Sadly, Nelson’s grandmother passed away earlier this year and did not get to see her grandson play for the land of her birth.
“She was born in Toronto and moved to Ireland when she was seven or eight, she always planned to go back to Canada but it never came about,” he says.
“My granny always spoke about Canada but when I was at Ulster my full focus was there so it wasn’t really an option at that stage. Moving on, it was something I wanted to look into.
“It’s been all go and an awesome few months. Now I’m at the World Cup and it’s a dream come true.
“I just want to put my best foot forward for Canada and the guys are all really excited. It’s not every day you get to play the world champions at a World Cup.

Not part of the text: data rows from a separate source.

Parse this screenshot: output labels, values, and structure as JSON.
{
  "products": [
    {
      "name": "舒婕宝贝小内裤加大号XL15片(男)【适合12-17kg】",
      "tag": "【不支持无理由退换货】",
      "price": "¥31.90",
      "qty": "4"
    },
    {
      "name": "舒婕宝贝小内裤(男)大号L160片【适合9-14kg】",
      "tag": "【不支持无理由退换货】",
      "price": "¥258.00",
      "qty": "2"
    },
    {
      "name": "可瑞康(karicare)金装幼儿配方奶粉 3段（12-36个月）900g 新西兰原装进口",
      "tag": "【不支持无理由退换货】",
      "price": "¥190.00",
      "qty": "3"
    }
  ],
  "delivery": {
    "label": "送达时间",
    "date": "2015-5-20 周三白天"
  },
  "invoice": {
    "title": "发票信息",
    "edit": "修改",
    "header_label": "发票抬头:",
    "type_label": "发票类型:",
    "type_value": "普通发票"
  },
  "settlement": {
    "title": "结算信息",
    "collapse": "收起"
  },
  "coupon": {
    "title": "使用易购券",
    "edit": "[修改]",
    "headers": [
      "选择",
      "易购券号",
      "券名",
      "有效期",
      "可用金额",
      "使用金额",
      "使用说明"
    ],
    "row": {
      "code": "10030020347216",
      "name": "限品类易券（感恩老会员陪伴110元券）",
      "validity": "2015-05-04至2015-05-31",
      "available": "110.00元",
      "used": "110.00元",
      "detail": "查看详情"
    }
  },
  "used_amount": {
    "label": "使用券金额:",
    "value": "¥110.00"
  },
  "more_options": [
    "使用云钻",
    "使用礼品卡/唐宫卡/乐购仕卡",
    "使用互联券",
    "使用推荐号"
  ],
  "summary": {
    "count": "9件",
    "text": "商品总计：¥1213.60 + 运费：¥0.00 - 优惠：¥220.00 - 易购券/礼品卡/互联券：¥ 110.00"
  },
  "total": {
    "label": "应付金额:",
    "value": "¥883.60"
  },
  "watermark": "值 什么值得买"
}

“I want to make the most of it and enjoy every minute. I’m sure it is something in years to come I’ll look back on with huge fondness and great memories.”
Nelson, 26, spent eight years at Ulster but is not bitter at how things worked out.
He insisted: “It’s professional sport, you’re never guaranteed your job. It was more just disappointment that I was leaving”.
“I am very proud to have played for Ulster as many times as I did. I have a lot of great memories, made a lot of great friends and played in a lot of great games.”
Nelson’s parents, his girlfriend and an aunt and uncle have travelled to Japan to support and applaud his every step, but when Canada’s World Cup adventure comes to an end, the future is uncertain.
He still does not have a club lined up but could not ask for a bigger or better shop window to find himself in.
For now, he is fully immersed in taking on New Zealand and South Africa in back-to-back pool games.
“It doesn’t get any better than that, does it?
“Just being over here in Japan, it’s so culturally different and the buzz around the country is amazing.
“Against Italy the atmosphere was incredible and everywhere we’ve gone the Japanese have been so good to us.
“We were disappointed how the game got away from us against Italy. We created a lot of opportunities and just didn’t finish some of them but the guys are buzzing about the challenge in front of us.”